Foreign Secretary, Dominic Raab declared “I am delighted that the UK has, today, formally become a Dialogue Partner of the Association of Southeast Asian Nations (ASEAN) bloc – the first new country in 25 years. This is a landmark moment in the UK’s tilt towards the Indo Pacific. Our closer ties with ASEAN will help create green jobs, reinforce our security cooperation, promote tech and science partnerships, and safeguard key pillars of international law like the UN Convention on the Law of the Sea.”
The new agreement will also help the UK to deepen economic links with ASEAN, which has a combined GDP of $3.2 trillion. Total trade between the UK and ASEAN was £32.3 billion in the four quarters to the end of Q1 2021 with huge potential to boost this trade, creating jobs at home.

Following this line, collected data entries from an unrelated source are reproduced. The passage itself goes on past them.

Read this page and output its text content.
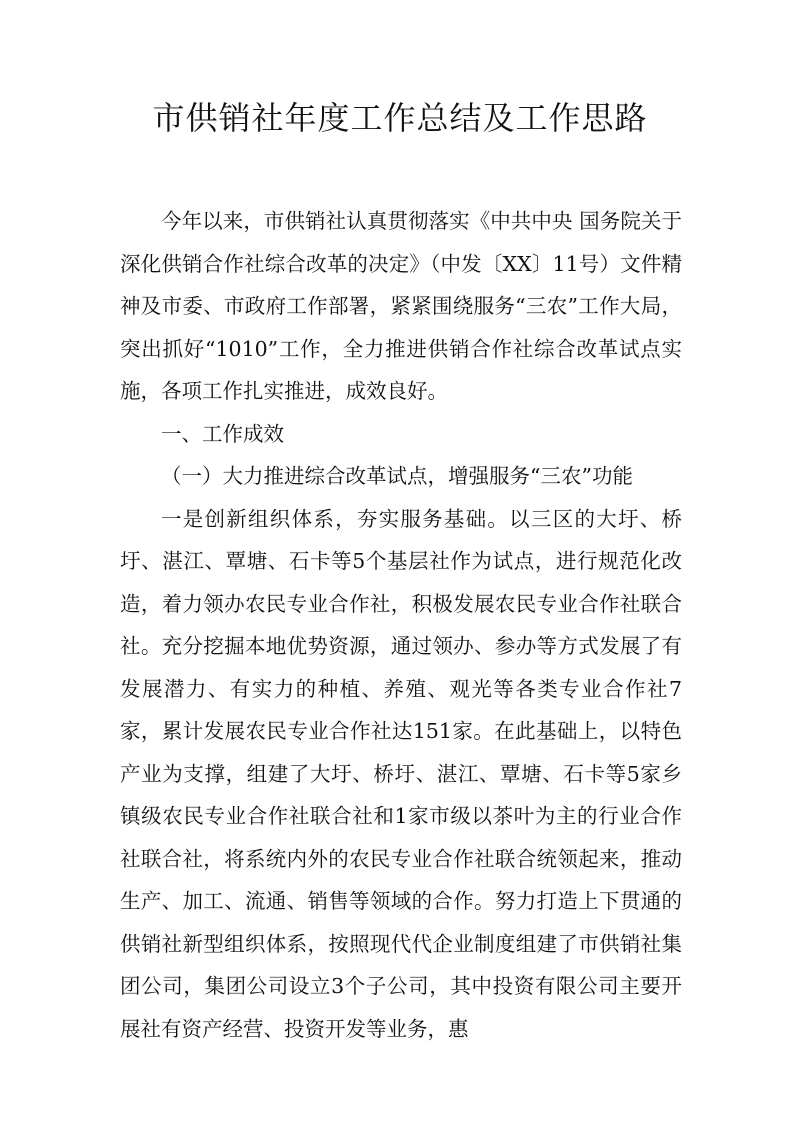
市供销社年度工作总结及工作思路

今年以来，市供销社认真贯彻落实《中共中央 国务院关于深化供销合作社综合改革的决定》（中发〔XX〕11号）文件精神及市委、市政府工作部署，紧紧围绕服务“三农”工作大局，突出抓好“1010”工作，全力推进供销合作社综合改革试点实施，各项工作扎实推进，成效良好。

一、工作成效

（一）大力推进综合改革试点，增强服务“三农”功能

一是创新组织体系，夯实服务基础。以三区的大圩、桥圩、湛江、覃塘、石卡等5个基层社作为试点，进行规范化改造，着力领办农民专业合作社，积极发展农民专业合作社联合社。充分挖掘本地优势资源，通过领办、参办等方式发展了有 发展潜力、有实力的种植、养殖、观光等各类专业合作社7家，累计发展农民专业合作社达151家。在此基础上，以特色产业为支撑，组建了大圩、桥圩、湛江、覃塘、石卡等5家乡镇级农民专业合作社联合社和1家市级以茶叶为主的行业合作社联合社，将系统内外的农民专业合作社联合统领起来，推动生产、加工、流通、销售等领域的合作。努力打造上下贯通的供销社新型组织体系，按照现代代企业制度组建了市供销社集团公司，集团公司设立3个子公司，其中投资有限公司主要开展社有资产经营、投资开发等业务，惠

International Trade Secretary, Liz Truss said “This is great news and shows Global Britain in action, forging stronger relationships around the world as an independent trading nation. Along with CPTPP accession and deals with countries like Singapore and Vietnam, this will help unlock opportunities for British businesses in a high-growth region of more than 650 million people, allowing them to expand and create jobs across the UK.”

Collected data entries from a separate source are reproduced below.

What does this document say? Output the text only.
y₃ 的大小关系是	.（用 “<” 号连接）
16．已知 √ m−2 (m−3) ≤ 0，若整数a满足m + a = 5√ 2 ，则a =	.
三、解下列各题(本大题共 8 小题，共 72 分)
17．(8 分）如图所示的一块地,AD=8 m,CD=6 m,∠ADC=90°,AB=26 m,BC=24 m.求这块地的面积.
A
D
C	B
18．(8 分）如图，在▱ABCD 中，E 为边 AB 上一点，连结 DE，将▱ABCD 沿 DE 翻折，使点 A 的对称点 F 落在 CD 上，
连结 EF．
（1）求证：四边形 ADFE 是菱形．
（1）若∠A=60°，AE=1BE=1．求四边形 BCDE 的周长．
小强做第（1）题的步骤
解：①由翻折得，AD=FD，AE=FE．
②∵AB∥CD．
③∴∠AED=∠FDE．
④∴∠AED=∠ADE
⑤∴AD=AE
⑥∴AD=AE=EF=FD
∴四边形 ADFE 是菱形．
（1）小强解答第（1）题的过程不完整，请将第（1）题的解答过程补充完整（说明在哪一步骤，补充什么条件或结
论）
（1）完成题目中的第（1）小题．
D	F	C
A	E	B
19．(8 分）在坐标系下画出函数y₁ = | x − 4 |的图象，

Dominic Raab has visited Southeast Asia five times since becoming Foreign Secretary, demonstrating the growing importance of the Indo-Pacific, as set out in the Integrated Review.
The announcement comes at a time of growing UK defence and security cooperation in the Indo-Pacific, as the UK’s Carrier Strike Group, led by the HMS Queen Elizabeth, is in the region and has completed a series of engagements with a range of ASEAN partners, with further interactions planned in the autumn.
In June, the UK formally launched accession negotiations with the CPTPP (Comprehensive and Progressive Agreement for Trans-Pacific Partnership) nations. The CPTPP is one of the largest free trade areas in the world, accounting for 13% of global GDP in 2019. Four ASEAN states – Singapore, Vietnam, Malaysia and Brunei – are members of the CPTPP.